The Cuban President also noted that financial speculation, the privileges of Bretton Woods and the unilateral suspension of the convertibility of the dollar into gold are increasingly asphyxiating. “We need a transparent and equitable financial system.”
He said that it is unacceptable that less than a dozen emporiums, mainly American, determine what is read, seen or heard across the planet.

Raúl added that the Internet must have an international, democratic and participatory governance, especially in regards to the generation of content. He also paraphrased one of Aesop's Fables and said the Internet serves for the best but also the worst.

Furthermore, he considered the militarization of cyberspace and the covert and illegal employment of computer systems to attack other States as unacceptable. “We will not allow them to dazzle or colonize us again.”

Raúl argued that hemispheric relations must change profoundly, particularly in the political, economic and cultural spheres; in order that, based on international law and the exercise of self-determination and sovereign equality, they focus on the development of mutually beneficial links and cooperation to serve the interests of all our nations and the goals they set themselves.

He recalled that the adoption in January 2014, at the Second CELAC Summit, in Havana, of the Proclamation of Latin America and the Caribbean as a Zone of Peace, was an important contribution to this end, marked by Latin American and Caribbean unity in diversity.
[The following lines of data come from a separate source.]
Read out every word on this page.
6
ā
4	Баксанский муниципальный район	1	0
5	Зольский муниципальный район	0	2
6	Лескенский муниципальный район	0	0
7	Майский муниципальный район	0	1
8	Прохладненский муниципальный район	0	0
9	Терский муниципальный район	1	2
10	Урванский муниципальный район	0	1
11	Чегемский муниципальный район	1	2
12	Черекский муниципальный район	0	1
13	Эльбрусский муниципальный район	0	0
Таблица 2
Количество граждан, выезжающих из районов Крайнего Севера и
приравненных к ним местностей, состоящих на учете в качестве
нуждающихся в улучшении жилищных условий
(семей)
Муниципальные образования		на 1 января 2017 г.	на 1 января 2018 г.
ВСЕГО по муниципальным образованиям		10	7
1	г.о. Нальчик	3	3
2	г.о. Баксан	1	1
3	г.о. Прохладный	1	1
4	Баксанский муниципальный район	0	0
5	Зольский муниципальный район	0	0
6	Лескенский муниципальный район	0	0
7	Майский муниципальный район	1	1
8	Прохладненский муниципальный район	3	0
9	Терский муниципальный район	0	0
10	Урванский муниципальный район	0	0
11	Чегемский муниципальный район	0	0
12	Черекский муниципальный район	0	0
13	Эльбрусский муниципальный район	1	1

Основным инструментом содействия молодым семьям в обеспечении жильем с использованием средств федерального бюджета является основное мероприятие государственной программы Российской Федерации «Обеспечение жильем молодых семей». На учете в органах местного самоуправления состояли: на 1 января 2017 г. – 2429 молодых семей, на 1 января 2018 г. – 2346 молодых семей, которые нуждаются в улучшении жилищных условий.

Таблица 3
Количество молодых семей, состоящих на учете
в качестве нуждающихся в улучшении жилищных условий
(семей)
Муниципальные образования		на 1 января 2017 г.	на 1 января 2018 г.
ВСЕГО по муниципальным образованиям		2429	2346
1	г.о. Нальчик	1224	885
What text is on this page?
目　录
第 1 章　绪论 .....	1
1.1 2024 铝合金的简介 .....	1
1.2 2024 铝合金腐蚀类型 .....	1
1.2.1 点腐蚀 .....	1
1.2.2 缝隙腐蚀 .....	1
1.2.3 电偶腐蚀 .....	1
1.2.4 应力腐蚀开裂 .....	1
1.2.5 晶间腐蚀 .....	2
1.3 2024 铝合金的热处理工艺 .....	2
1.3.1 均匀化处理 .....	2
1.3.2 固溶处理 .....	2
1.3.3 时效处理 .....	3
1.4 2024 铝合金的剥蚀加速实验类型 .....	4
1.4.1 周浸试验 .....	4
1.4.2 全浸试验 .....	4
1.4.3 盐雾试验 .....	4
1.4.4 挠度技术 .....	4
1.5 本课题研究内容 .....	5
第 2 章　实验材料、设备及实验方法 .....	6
The Cuban President stressed that “the inalienable right of every State to choose its political, economic, social and cultural system, as an essential condition to guarantee peaceful coexistence among nations,” must be respected, as stated in the Proclamation of Latin America and the Caribbean as a Zone of Peace.

He concluded that thanks to Fidel and the heroic Cuban people, we have come to this Summit, to fulfill the mandate of Martí with the freedom won by our own hands, “proud of our America, to serve and honor her...with the determination and capacity to help ensure that she is valued for her merits, and respected for her sacrifices.”